Line 1(b): Enter Kentucky statutory gross receipts reductions.
Line 2: Subtract line 1(b) from line 1(a). This is adjusted Kentucky gross receipts.
Line 3(a): Enter cost of goods sold and attach Schedule COGS.
Line 3(b): Enter Kentucky statutory reductions to cost of goods sold.
Line 4: Subtract line 3(b) from line 3(a). This is adjusted cost of goods sold.
Line 5: Subtract line 4 from line 2. This is Kentucky gross profits.
Section B, Computation Of Total Gross Receipts And Gross Profits
Line 1: Enter total adjusted gross receipts from all sources.
Line 2: Enter total cost of goods sold from all sources and attach Schedule COGS if required.
Line 3: Subtract line 2 from line 1. This is total gross profits from all sources.
If Section B, line 1 or line 3 is $3,000,000 or less, skip Sections C and D, enter $175 in Section E, line 1, and also enter $175 on Part II, line 1.
Section C, Computation Of Gross Receipts LLET
Line 1: If total gross receipts from all sources are more than $3,000,000 but less than $6,000,000, use the formula shown on the form to calculate the gross receipts LLET.
Line 2: If total gross receipts from all sources are $6,000,000 or more, multiply Section A, line 2 by 0.00095.

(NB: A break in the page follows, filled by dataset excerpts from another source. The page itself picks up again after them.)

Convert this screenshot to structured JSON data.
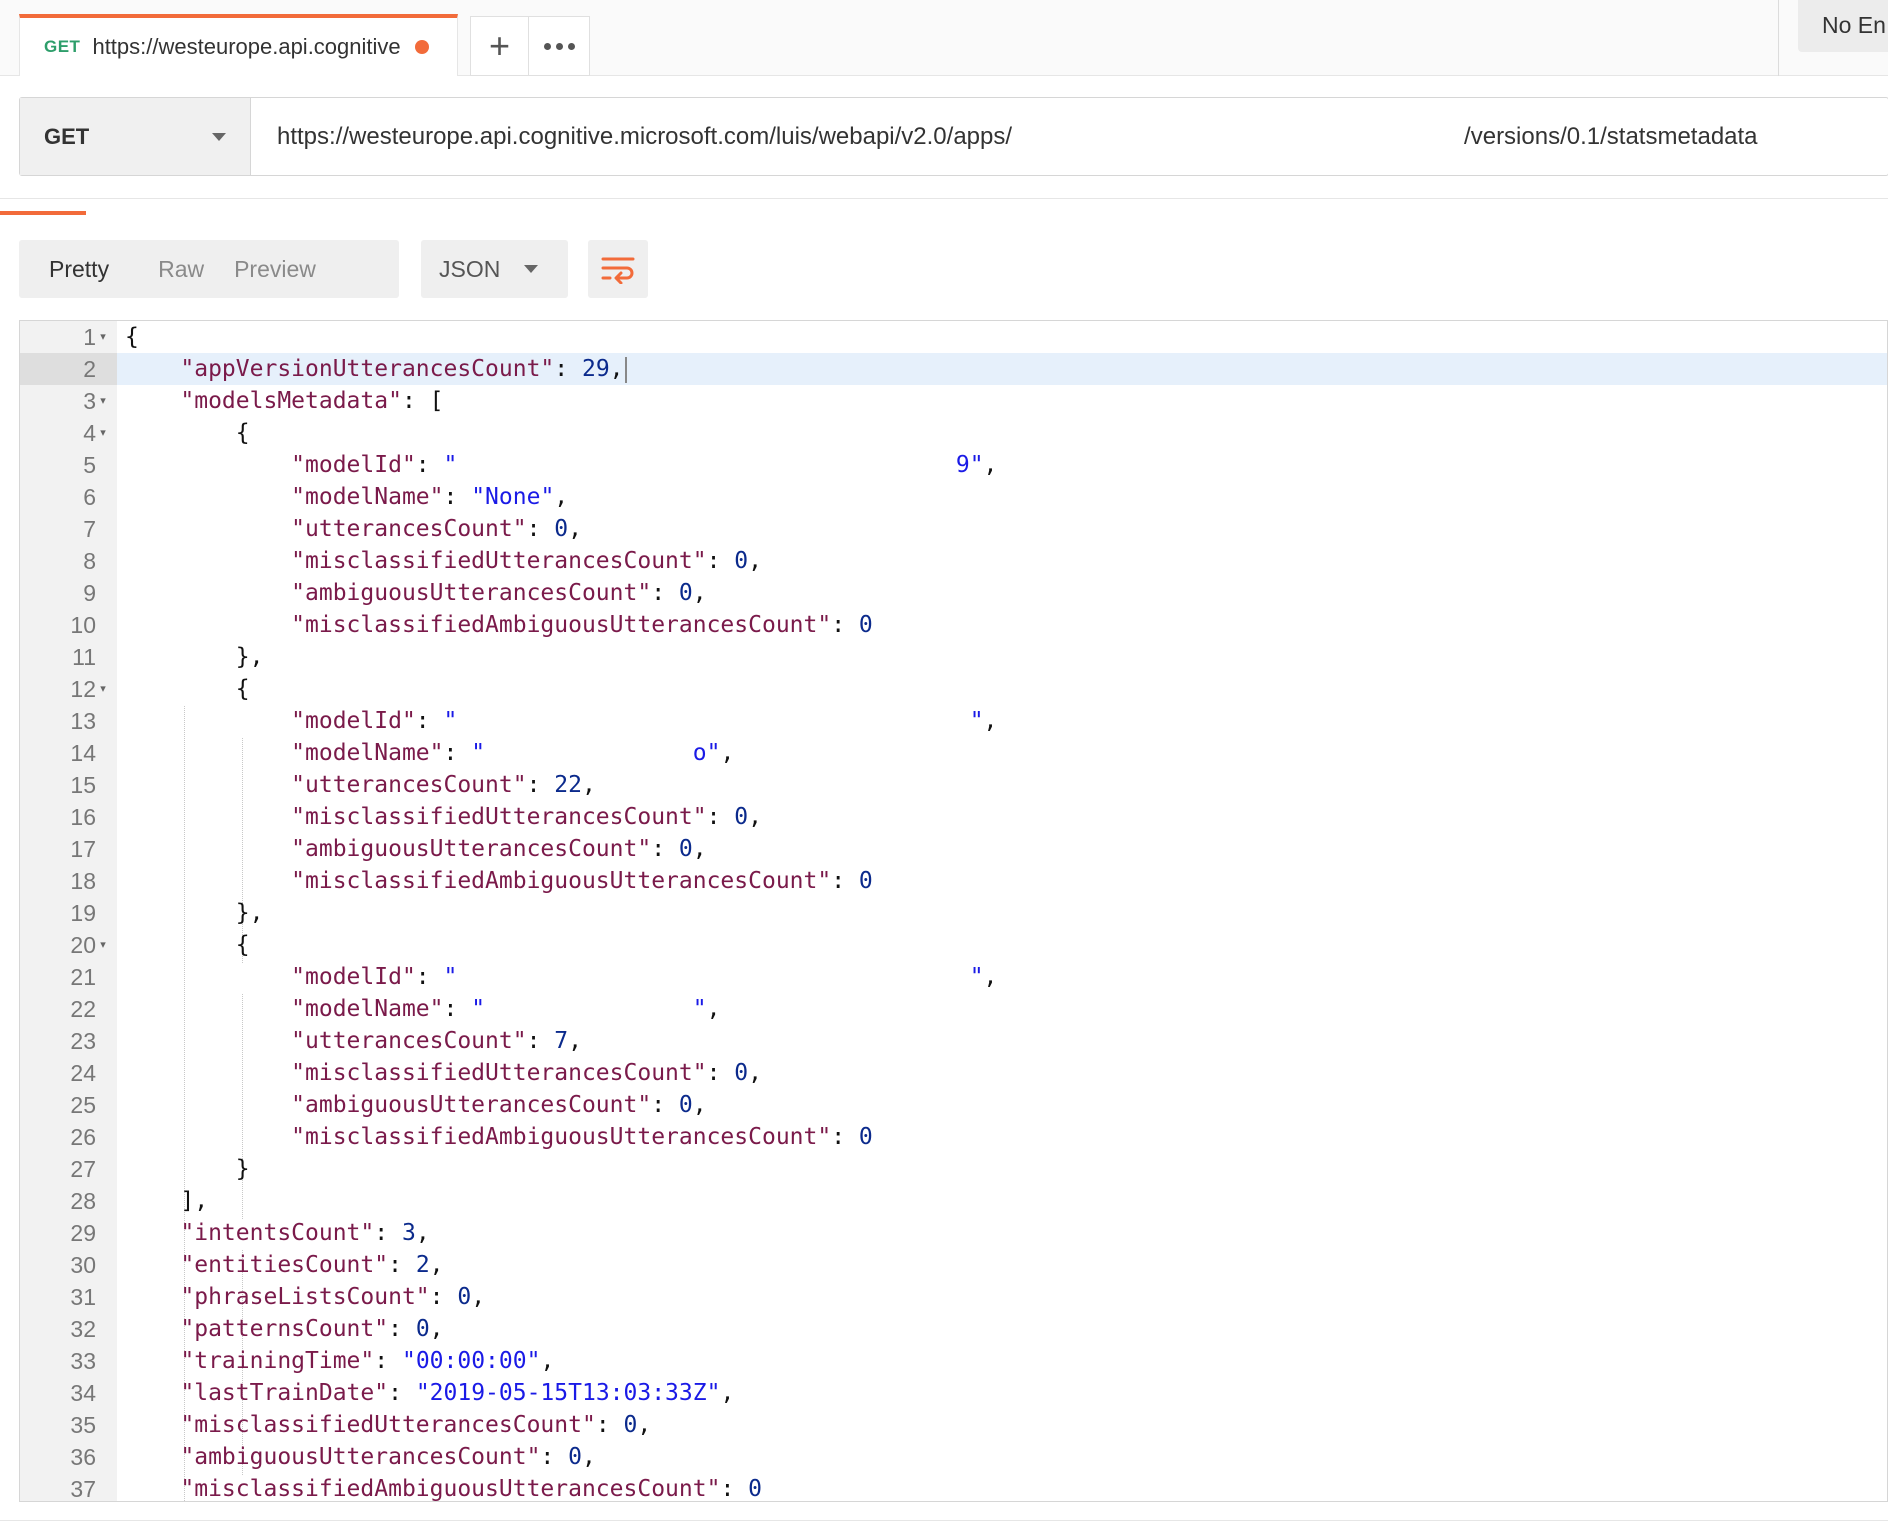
{
  "tab": {
    "method": "GET",
    "url": "https://westeurope.api.cognitive",
    "add_glyph": "+",
    "env_label": "No En"
  },
  "request": {
    "method": "GET",
    "url_prefix": "https://westeurope.api.cognitive.microsoft.com/luis/webapi/v2.0/apps/",
    "url_suffix": "/versions/0.1/statsmetadata"
  },
  "response_toolbar": {
    "views": [
      "Pretty",
      "Raw",
      "Preview"
    ],
    "active_view": "Pretty",
    "format": "JSON",
    "wrap_icon": "wrap-lines-icon"
  },
  "colors": {
    "accent": "#f26b3a",
    "key": "#7a1a4a",
    "string": "#1a1ae6",
    "number": "#0b2a8c"
  },
  "editor": {
    "highlighted_line": 2,
    "lines": [
      {
        "n": 1,
        "fold": true,
        "indent": 0,
        "segs": [
          [
            "p",
            "{"
          ]
        ]
      },
      {
        "n": 2,
        "fold": false,
        "indent": 1,
        "segs": [
          [
            "k",
            "\"appVersionUtterancesCount\""
          ],
          [
            "p",
            ": "
          ],
          [
            "n",
            "29"
          ],
          [
            "p",
            ","
          ]
        ]
      },
      {
        "n": 3,
        "fold": true,
        "indent": 1,
        "segs": [
          [
            "k",
            "\"modelsMetadata\""
          ],
          [
            "p",
            ": ["
          ]
        ]
      },
      {
        "n": 4,
        "fold": true,
        "indent": 2,
        "segs": [
          [
            "p",
            "{"
          ]
        ]
      },
      {
        "n": 5,
        "fold": false,
        "indent": 3,
        "segs": [
          [
            "k",
            "\"modelId\""
          ],
          [
            "p",
            ": "
          ],
          [
            "s",
            "\"                                    9\""
          ],
          [
            "p",
            ","
          ]
        ]
      },
      {
        "n": 6,
        "fold": false,
        "indent": 3,
        "segs": [
          [
            "k",
            "\"modelName\""
          ],
          [
            "p",
            ": "
          ],
          [
            "s",
            "\"None\""
          ],
          [
            "p",
            ","
          ]
        ]
      },
      {
        "n": 7,
        "fold": false,
        "indent": 3,
        "segs": [
          [
            "k",
            "\"utterancesCount\""
          ],
          [
            "p",
            ": "
          ],
          [
            "n",
            "0"
          ],
          [
            "p",
            ","
          ]
        ]
      },
      {
        "n": 8,
        "fold": false,
        "indent": 3,
        "segs": [
          [
            "k",
            "\"misclassifiedUtterancesCount\""
          ],
          [
            "p",
            ": "
          ],
          [
            "n",
            "0"
          ],
          [
            "p",
            ","
          ]
        ]
      },
      {
        "n": 9,
        "fold": false,
        "indent": 3,
        "segs": [
          [
            "k",
            "\"ambiguousUtterancesCount\""
          ],
          [
            "p",
            ": "
          ],
          [
            "n",
            "0"
          ],
          [
            "p",
            ","
          ]
        ]
      },
      {
        "n": 10,
        "fold": false,
        "indent": 3,
        "segs": [
          [
            "k",
            "\"misclassifiedAmbiguousUtterancesCount\""
          ],
          [
            "p",
            ": "
          ],
          [
            "n",
            "0"
          ]
        ]
      },
      {
        "n": 11,
        "fold": false,
        "indent": 2,
        "segs": [
          [
            "p",
            "},"
          ]
        ]
      },
      {
        "n": 12,
        "fold": true,
        "indent": 2,
        "segs": [
          [
            "p",
            "{"
          ]
        ]
      },
      {
        "n": 13,
        "fold": false,
        "indent": 3,
        "segs": [
          [
            "k",
            "\"modelId\""
          ],
          [
            "p",
            ": "
          ],
          [
            "s",
            "\"                                     \""
          ],
          [
            "p",
            ","
          ]
        ]
      },
      {
        "n": 14,
        "fold": false,
        "indent": 3,
        "segs": [
          [
            "k",
            "\"modelName\""
          ],
          [
            "p",
            ": "
          ],
          [
            "s",
            "\"               o\""
          ],
          [
            "p",
            ","
          ]
        ]
      },
      {
        "n": 15,
        "fold": false,
        "indent": 3,
        "segs": [
          [
            "k",
            "\"utterancesCount\""
          ],
          [
            "p",
            ": "
          ],
          [
            "n",
            "22"
          ],
          [
            "p",
            ","
          ]
        ]
      },
      {
        "n": 16,
        "fold": false,
        "indent": 3,
        "segs": [
          [
            "k",
            "\"misclassifiedUtterancesCount\""
          ],
          [
            "p",
            ": "
          ],
          [
            "n",
            "0"
          ],
          [
            "p",
            ","
          ]
        ]
      },
      {
        "n": 17,
        "fold": false,
        "indent": 3,
        "segs": [
          [
            "k",
            "\"ambiguousUtterancesCount\""
          ],
          [
            "p",
            ": "
          ],
          [
            "n",
            "0"
          ],
          [
            "p",
            ","
          ]
        ]
      },
      {
        "n": 18,
        "fold": false,
        "indent": 3,
        "segs": [
          [
            "k",
            "\"misclassifiedAmbiguousUtterancesCount\""
          ],
          [
            "p",
            ": "
          ],
          [
            "n",
            "0"
          ]
        ]
      },
      {
        "n": 19,
        "fold": false,
        "indent": 2,
        "segs": [
          [
            "p",
            "},"
          ]
        ]
      },
      {
        "n": 20,
        "fold": true,
        "indent": 2,
        "segs": [
          [
            "p",
            "{"
          ]
        ]
      },
      {
        "n": 21,
        "fold": false,
        "indent": 3,
        "segs": [
          [
            "k",
            "\"modelId\""
          ],
          [
            "p",
            ": "
          ],
          [
            "s",
            "\"                                     \""
          ],
          [
            "p",
            ","
          ]
        ]
      },
      {
        "n": 22,
        "fold": false,
        "indent": 3,
        "segs": [
          [
            "k",
            "\"modelName\""
          ],
          [
            "p",
            ": "
          ],
          [
            "s",
            "\"               \""
          ],
          [
            "p",
            ","
          ]
        ]
      },
      {
        "n": 23,
        "fold": false,
        "indent": 3,
        "segs": [
          [
            "k",
            "\"utterancesCount\""
          ],
          [
            "p",
            ": "
          ],
          [
            "n",
            "7"
          ],
          [
            "p",
            ","
          ]
        ]
      },
      {
        "n": 24,
        "fold": false,
        "indent": 3,
        "segs": [
          [
            "k",
            "\"misclassifiedUtterancesCount\""
          ],
          [
            "p",
            ": "
          ],
          [
            "n",
            "0"
          ],
          [
            "p",
            ","
          ]
        ]
      },
      {
        "n": 25,
        "fold": false,
        "indent": 3,
        "segs": [
          [
            "k",
            "\"ambiguousUtterancesCount\""
          ],
          [
            "p",
            ": "
          ],
          [
            "n",
            "0"
          ],
          [
            "p",
            ","
          ]
        ]
      },
      {
        "n": 26,
        "fold": false,
        "indent": 3,
        "segs": [
          [
            "k",
            "\"misclassifiedAmbiguousUtterancesCount\""
          ],
          [
            "p",
            ": "
          ],
          [
            "n",
            "0"
          ]
        ]
      },
      {
        "n": 27,
        "fold": false,
        "indent": 2,
        "segs": [
          [
            "p",
            "}"
          ]
        ]
      },
      {
        "n": 28,
        "fold": false,
        "indent": 1,
        "segs": [
          [
            "p",
            "],"
          ]
        ]
      },
      {
        "n": 29,
        "fold": false,
        "indent": 1,
        "segs": [
          [
            "k",
            "\"intentsCount\""
          ],
          [
            "p",
            ": "
          ],
          [
            "n",
            "3"
          ],
          [
            "p",
            ","
          ]
        ]
      },
      {
        "n": 30,
        "fold": false,
        "indent": 1,
        "segs": [
          [
            "k",
            "\"entitiesCount\""
          ],
          [
            "p",
            ": "
          ],
          [
            "n",
            "2"
          ],
          [
            "p",
            ","
          ]
        ]
      },
      {
        "n": 31,
        "fold": false,
        "indent": 1,
        "segs": [
          [
            "k",
            "\"phraseListsCount\""
          ],
          [
            "p",
            ": "
          ],
          [
            "n",
            "0"
          ],
          [
            "p",
            ","
          ]
        ]
      },
      {
        "n": 32,
        "fold": false,
        "indent": 1,
        "segs": [
          [
            "k",
            "\"patternsCount\""
          ],
          [
            "p",
            ": "
          ],
          [
            "n",
            "0"
          ],
          [
            "p",
            ","
          ]
        ]
      },
      {
        "n": 33,
        "fold": false,
        "indent": 1,
        "segs": [
          [
            "k",
            "\"trainingTime\""
          ],
          [
            "p",
            ": "
          ],
          [
            "s",
            "\"00:00:00\""
          ],
          [
            "p",
            ","
          ]
        ]
      },
      {
        "n": 34,
        "fold": false,
        "indent": 1,
        "segs": [
          [
            "k",
            "\"lastTrainDate\""
          ],
          [
            "p",
            ": "
          ],
          [
            "s",
            "\"2019-05-15T13:03:33Z\""
          ],
          [
            "p",
            ","
          ]
        ]
      },
      {
        "n": 35,
        "fold": false,
        "indent": 1,
        "segs": [
          [
            "k",
            "\"misclassifiedUtterancesCount\""
          ],
          [
            "p",
            ": "
          ],
          [
            "n",
            "0"
          ],
          [
            "p",
            ","
          ]
        ]
      },
      {
        "n": 36,
        "fold": false,
        "indent": 1,
        "segs": [
          [
            "k",
            "\"ambiguousUtterancesCount\""
          ],
          [
            "p",
            ": "
          ],
          [
            "n",
            "0"
          ],
          [
            "p",
            ","
          ]
        ]
      },
      {
        "n": 37,
        "fold": false,
        "indent": 1,
        "segs": [
          [
            "k",
            "\"misclassifiedAmbiguousUtterancesCount\""
          ],
          [
            "p",
            ": "
          ],
          [
            "n",
            "0"
          ]
        ]
      }
    ]
  }
}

Line 3: Enter the amount from line 1 or line 2.
Section D, Computation Of Gross Profits LLET
Line 1: If total gross profits from all sources are more than $3,000,000 but less than $6,000,000, use the formula shown on the form to calculate the gross profits LLET.
Line 2: If total gross profits from all sources are $6,000,000 or more, multiply Section A, line 5 by 0.0075.
Line 3: Enter the amount from line 1 or line 2.
Section E, Computation Of LLET
Line 1: Enter the smaller of Section C, line 3 or Section D, line 3. If the result is less than $175, enter the $175 minimum instead. Also carry this amount to Part II, line 1.